Séneca, Sobre la ira

Nunca tuve una relación especial con aquel profesor. Me gustaban mucho sus clases, desde luego. Y nuestras relaciones en el aula fueron tan cordiales como fructíferas. Pero no fui de aquellos que iban a visitarlo a su casa, o se reunían con él cada cierto tiempo. No lo hice por una mezcla de timidez, y de no ir a donde no se me había invitado explícitamente. Quizás por no molestarme, en aquella época era ya un tanto arisco y solitario, tampoco hubo ninguna invitación directa por parte suya. Por todo eso me llamó mucho la atención que, en los días finales de su vida, cuando hacía años que no nos veíamos, preguntara por mí, y le rogara a quienes todavía lo frecuentaban que no dejara de visitarlo yo.

Por primera vez en mi vida fui a su casa. Me acompañó un viejo condiscípulo, pues su malhumorada hija no le abría la puerta más que a los médicos o a aquellos, muy íntimos, que todavía reclamaba su padre. A mí la hija no me conocía de nada; pero al verme acompañado por una cara amiga me dejó entrar. Hecho esto mi compañero se despidió.

Vaya usted a cualquier bar o restaurante durante una comida o cena: la televisión conectada, la gente hablando a gritos, aquel soltando enormes carcajadas, el otro arrastrando la silla al levantarse…

Siempre me llamó por mi segundo apellido. Se acordaba del mismo. Me tendió una mano, suave y fláccida, y me dijo que me sentara frente a él. Lo hice. Estábamos a finales de mayo. Ya comenzaba a hacer calor, pero aun así el viejo profesor cubría sus piernas con una manta. Llevaba una chaqueta de pana, y una bufanda alrededor del cuello. La hija del profesor, como si fuéramos a dar una larga charla, dejó en el centro de la mesa una bandeja con una jarra de agua, dos vasos y un cubitera. Me llené el vaso de cubitos.

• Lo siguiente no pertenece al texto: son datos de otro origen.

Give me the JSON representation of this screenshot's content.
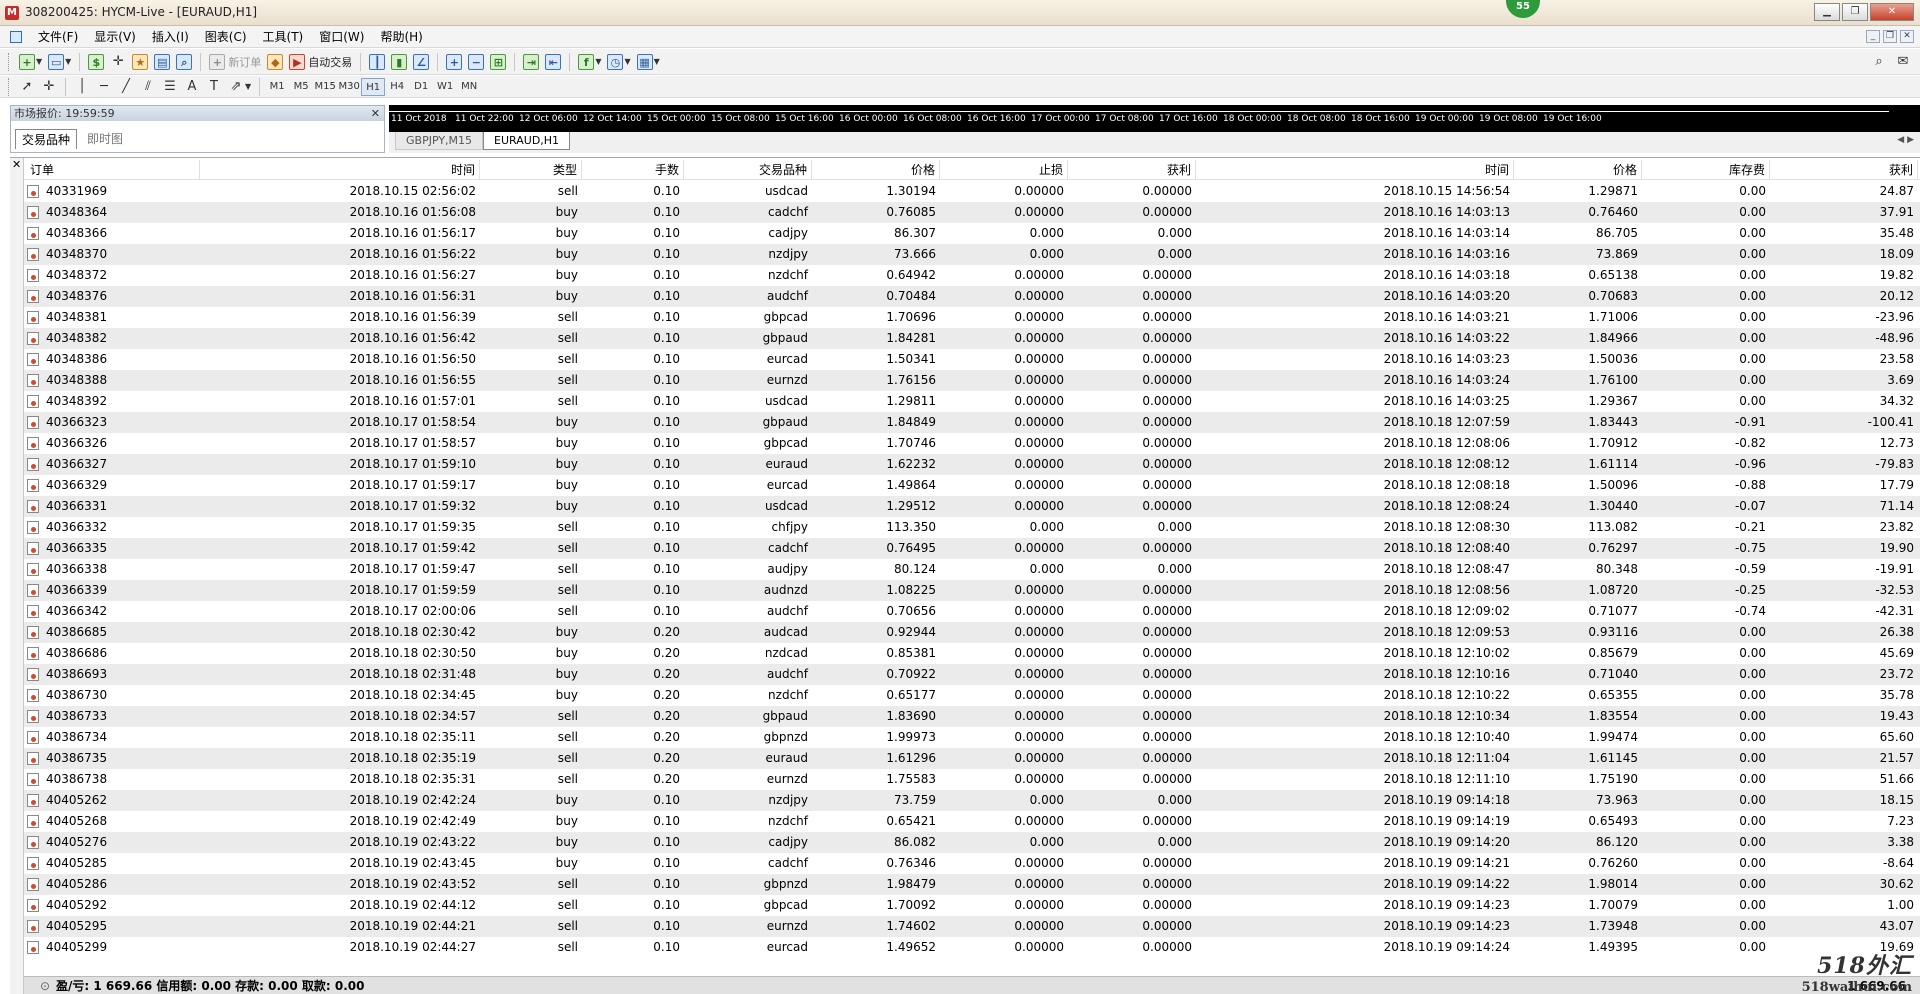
{
  "window": {
    "title": "308200425: HYCM-Live - [EURAUD,H1]",
    "badge": "55"
  },
  "menu": [
    "文件(F)",
    "显示(V)",
    "插入(I)",
    "图表(C)",
    "工具(T)",
    "窗口(W)",
    "帮助(H)"
  ],
  "toolbar": {
    "new_order": "新订单",
    "auto_trading": "自动交易"
  },
  "timeframes": [
    "M1",
    "M5",
    "M15",
    "M30",
    "H1",
    "H4",
    "D1",
    "W1",
    "MN"
  ],
  "active_timeframe": "H1",
  "market_watch": {
    "title": "市场报价: 19:59:59",
    "tab_symbols": "交易品种",
    "tab_tick": "即时图"
  },
  "chart": {
    "time_labels": [
      "11 Oct 2018",
      "11 Oct 22:00",
      "12 Oct 06:00",
      "12 Oct 14:00",
      "15 Oct 00:00",
      "15 Oct 08:00",
      "15 Oct 16:00",
      "16 Oct 00:00",
      "16 Oct 08:00",
      "16 Oct 16:00",
      "17 Oct 00:00",
      "17 Oct 08:00",
      "17 Oct 16:00",
      "18 Oct 00:00",
      "18 Oct 08:00",
      "18 Oct 16:00",
      "19 Oct 00:00",
      "19 Oct 08:00",
      "19 Oct 16:00"
    ],
    "tabs": [
      "GBPJPY,M15",
      "EURAUD,H1"
    ],
    "active_tab": "EURAUD,H1"
  },
  "history": {
    "columns": [
      "订单",
      "时间",
      "类型",
      "手数",
      "交易品种",
      "价格",
      "止损",
      "获利",
      "时间",
      "价格",
      "库存费",
      "获利"
    ],
    "sort_mark": "/",
    "rows": [
      [
        "40331969",
        "2018.10.15 02:56:02",
        "sell",
        "0.10",
        "usdcad",
        "1.30194",
        "0.00000",
        "0.00000",
        "2018.10.15 14:56:54",
        "1.29871",
        "0.00",
        "24.87"
      ],
      [
        "40348364",
        "2018.10.16 01:56:08",
        "buy",
        "0.10",
        "cadchf",
        "0.76085",
        "0.00000",
        "0.00000",
        "2018.10.16 14:03:13",
        "0.76460",
        "0.00",
        "37.91"
      ],
      [
        "40348366",
        "2018.10.16 01:56:17",
        "buy",
        "0.10",
        "cadjpy",
        "86.307",
        "0.000",
        "0.000",
        "2018.10.16 14:03:14",
        "86.705",
        "0.00",
        "35.48"
      ],
      [
        "40348370",
        "2018.10.16 01:56:22",
        "buy",
        "0.10",
        "nzdjpy",
        "73.666",
        "0.000",
        "0.000",
        "2018.10.16 14:03:16",
        "73.869",
        "0.00",
        "18.09"
      ],
      [
        "40348372",
        "2018.10.16 01:56:27",
        "buy",
        "0.10",
        "nzdchf",
        "0.64942",
        "0.00000",
        "0.00000",
        "2018.10.16 14:03:18",
        "0.65138",
        "0.00",
        "19.82"
      ],
      [
        "40348376",
        "2018.10.16 01:56:31",
        "buy",
        "0.10",
        "audchf",
        "0.70484",
        "0.00000",
        "0.00000",
        "2018.10.16 14:03:20",
        "0.70683",
        "0.00",
        "20.12"
      ],
      [
        "40348381",
        "2018.10.16 01:56:39",
        "sell",
        "0.10",
        "gbpcad",
        "1.70696",
        "0.00000",
        "0.00000",
        "2018.10.16 14:03:21",
        "1.71006",
        "0.00",
        "-23.96"
      ],
      [
        "40348382",
        "2018.10.16 01:56:42",
        "sell",
        "0.10",
        "gbpaud",
        "1.84281",
        "0.00000",
        "0.00000",
        "2018.10.16 14:03:22",
        "1.84966",
        "0.00",
        "-48.96"
      ],
      [
        "40348386",
        "2018.10.16 01:56:50",
        "sell",
        "0.10",
        "eurcad",
        "1.50341",
        "0.00000",
        "0.00000",
        "2018.10.16 14:03:23",
        "1.50036",
        "0.00",
        "23.58"
      ],
      [
        "40348388",
        "2018.10.16 01:56:55",
        "sell",
        "0.10",
        "eurnzd",
        "1.76156",
        "0.00000",
        "0.00000",
        "2018.10.16 14:03:24",
        "1.76100",
        "0.00",
        "3.69"
      ],
      [
        "40348392",
        "2018.10.16 01:57:01",
        "sell",
        "0.10",
        "usdcad",
        "1.29811",
        "0.00000",
        "0.00000",
        "2018.10.16 14:03:25",
        "1.29367",
        "0.00",
        "34.32"
      ],
      [
        "40366323",
        "2018.10.17 01:58:54",
        "buy",
        "0.10",
        "gbpaud",
        "1.84849",
        "0.00000",
        "0.00000",
        "2018.10.18 12:07:59",
        "1.83443",
        "-0.91",
        "-100.41"
      ],
      [
        "40366326",
        "2018.10.17 01:58:57",
        "buy",
        "0.10",
        "gbpcad",
        "1.70746",
        "0.00000",
        "0.00000",
        "2018.10.18 12:08:06",
        "1.70912",
        "-0.82",
        "12.73"
      ],
      [
        "40366327",
        "2018.10.17 01:59:10",
        "buy",
        "0.10",
        "euraud",
        "1.62232",
        "0.00000",
        "0.00000",
        "2018.10.18 12:08:12",
        "1.61114",
        "-0.96",
        "-79.83"
      ],
      [
        "40366329",
        "2018.10.17 01:59:17",
        "buy",
        "0.10",
        "eurcad",
        "1.49864",
        "0.00000",
        "0.00000",
        "2018.10.18 12:08:18",
        "1.50096",
        "-0.88",
        "17.79"
      ],
      [
        "40366331",
        "2018.10.17 01:59:32",
        "buy",
        "0.10",
        "usdcad",
        "1.29512",
        "0.00000",
        "0.00000",
        "2018.10.18 12:08:24",
        "1.30440",
        "-0.07",
        "71.14"
      ],
      [
        "40366332",
        "2018.10.17 01:59:35",
        "sell",
        "0.10",
        "chfjpy",
        "113.350",
        "0.000",
        "0.000",
        "2018.10.18 12:08:30",
        "113.082",
        "-0.21",
        "23.82"
      ],
      [
        "40366335",
        "2018.10.17 01:59:42",
        "sell",
        "0.10",
        "cadchf",
        "0.76495",
        "0.00000",
        "0.00000",
        "2018.10.18 12:08:40",
        "0.76297",
        "-0.75",
        "19.90"
      ],
      [
        "40366338",
        "2018.10.17 01:59:47",
        "sell",
        "0.10",
        "audjpy",
        "80.124",
        "0.000",
        "0.000",
        "2018.10.18 12:08:47",
        "80.348",
        "-0.59",
        "-19.91"
      ],
      [
        "40366339",
        "2018.10.17 01:59:59",
        "sell",
        "0.10",
        "audnzd",
        "1.08225",
        "0.00000",
        "0.00000",
        "2018.10.18 12:08:56",
        "1.08720",
        "-0.25",
        "-32.53"
      ],
      [
        "40366342",
        "2018.10.17 02:00:06",
        "sell",
        "0.10",
        "audchf",
        "0.70656",
        "0.00000",
        "0.00000",
        "2018.10.18 12:09:02",
        "0.71077",
        "-0.74",
        "-42.31"
      ],
      [
        "40386685",
        "2018.10.18 02:30:42",
        "buy",
        "0.20",
        "audcad",
        "0.92944",
        "0.00000",
        "0.00000",
        "2018.10.18 12:09:53",
        "0.93116",
        "0.00",
        "26.38"
      ],
      [
        "40386686",
        "2018.10.18 02:30:50",
        "buy",
        "0.20",
        "nzdcad",
        "0.85381",
        "0.00000",
        "0.00000",
        "2018.10.18 12:10:02",
        "0.85679",
        "0.00",
        "45.69"
      ],
      [
        "40386693",
        "2018.10.18 02:31:48",
        "buy",
        "0.20",
        "audchf",
        "0.70922",
        "0.00000",
        "0.00000",
        "2018.10.18 12:10:16",
        "0.71040",
        "0.00",
        "23.72"
      ],
      [
        "40386730",
        "2018.10.18 02:34:45",
        "buy",
        "0.20",
        "nzdchf",
        "0.65177",
        "0.00000",
        "0.00000",
        "2018.10.18 12:10:22",
        "0.65355",
        "0.00",
        "35.78"
      ],
      [
        "40386733",
        "2018.10.18 02:34:57",
        "sell",
        "0.20",
        "gbpaud",
        "1.83690",
        "0.00000",
        "0.00000",
        "2018.10.18 12:10:34",
        "1.83554",
        "0.00",
        "19.43"
      ],
      [
        "40386734",
        "2018.10.18 02:35:11",
        "sell",
        "0.20",
        "gbpnzd",
        "1.99973",
        "0.00000",
        "0.00000",
        "2018.10.18 12:10:40",
        "1.99474",
        "0.00",
        "65.60"
      ],
      [
        "40386735",
        "2018.10.18 02:35:19",
        "sell",
        "0.20",
        "euraud",
        "1.61296",
        "0.00000",
        "0.00000",
        "2018.10.18 12:11:04",
        "1.61145",
        "0.00",
        "21.57"
      ],
      [
        "40386738",
        "2018.10.18 02:35:31",
        "sell",
        "0.20",
        "eurnzd",
        "1.75583",
        "0.00000",
        "0.00000",
        "2018.10.18 12:11:10",
        "1.75190",
        "0.00",
        "51.66"
      ],
      [
        "40405262",
        "2018.10.19 02:42:24",
        "buy",
        "0.10",
        "nzdjpy",
        "73.759",
        "0.000",
        "0.000",
        "2018.10.19 09:14:18",
        "73.963",
        "0.00",
        "18.15"
      ],
      [
        "40405268",
        "2018.10.19 02:42:49",
        "buy",
        "0.10",
        "nzdchf",
        "0.65421",
        "0.00000",
        "0.00000",
        "2018.10.19 09:14:19",
        "0.65493",
        "0.00",
        "7.23"
      ],
      [
        "40405276",
        "2018.10.19 02:43:22",
        "buy",
        "0.10",
        "cadjpy",
        "86.082",
        "0.000",
        "0.000",
        "2018.10.19 09:14:20",
        "86.120",
        "0.00",
        "3.38"
      ],
      [
        "40405285",
        "2018.10.19 02:43:45",
        "buy",
        "0.10",
        "cadchf",
        "0.76346",
        "0.00000",
        "0.00000",
        "2018.10.19 09:14:21",
        "0.76260",
        "0.00",
        "-8.64"
      ],
      [
        "40405286",
        "2018.10.19 02:43:52",
        "sell",
        "0.10",
        "gbpnzd",
        "1.98479",
        "0.00000",
        "0.00000",
        "2018.10.19 09:14:22",
        "1.98014",
        "0.00",
        "30.62"
      ],
      [
        "40405292",
        "2018.10.19 02:44:12",
        "sell",
        "0.10",
        "gbpcad",
        "1.70092",
        "0.00000",
        "0.00000",
        "2018.10.19 09:14:23",
        "1.70079",
        "0.00",
        "1.00"
      ],
      [
        "40405295",
        "2018.10.19 02:44:21",
        "sell",
        "0.10",
        "eurnzd",
        "1.74602",
        "0.00000",
        "0.00000",
        "2018.10.19 09:14:23",
        "1.73948",
        "0.00",
        "43.07"
      ],
      [
        "40405299",
        "2018.10.19 02:44:27",
        "sell",
        "0.10",
        "eurcad",
        "1.49652",
        "0.00000",
        "0.00000",
        "2018.10.19 09:14:24",
        "1.49395",
        "0.00",
        "19.69"
      ]
    ],
    "footer": {
      "summary": "盈/亏: 1 669.66  信用额: 0.00  存款: 0.00  取款: 0.00",
      "total": "1 669.66"
    }
  },
  "watermark": {
    "line1": "518外汇",
    "line2": "518waihui.com"
  }
}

—Llevo varios días —me dijo el profesor— recordando aquella vieja cena que hicimos unos compañeros en un bar. ¿Le gusta a usted cenar en bares y restaurantes?

—De vez en cuando, pero no mucho.

—Siempre lo he sospechado. Es usted, o al menos lo era, excesivamente callado. Habla muy poco. Y para cenar en esos sitios hay que tener una voz mucho más potente que la suya; hay que saber interrumpir a quien habla, y saber dirigir los oídos a donde interesa. Y por supuesto ser un tanto alegre y dicharachero. Caso contrario, nadie le hará caso. Y se aburrirá.

—No son esas mis virtudes.

—Ya lo sé. Ni tampoco las mías. Me he visto obligado muchas veces —me contó— a cenar y a comer fuera de casa. Y rara vez he aguantado en cualquier restaurante hasta los postres. ¿Se acuerda usted del latín? ¿Recuerda aquello de ab ovo usque ad mala? Pues por mí las manzanas siempre estaban de más —me dijo soltando una leve risita—. Y a veces —me confesó con un leve brillo en sus ojillos— hasta el segundo plato. Me solía marchar en cuanto podía —susurró como si me confesara alguna picardía.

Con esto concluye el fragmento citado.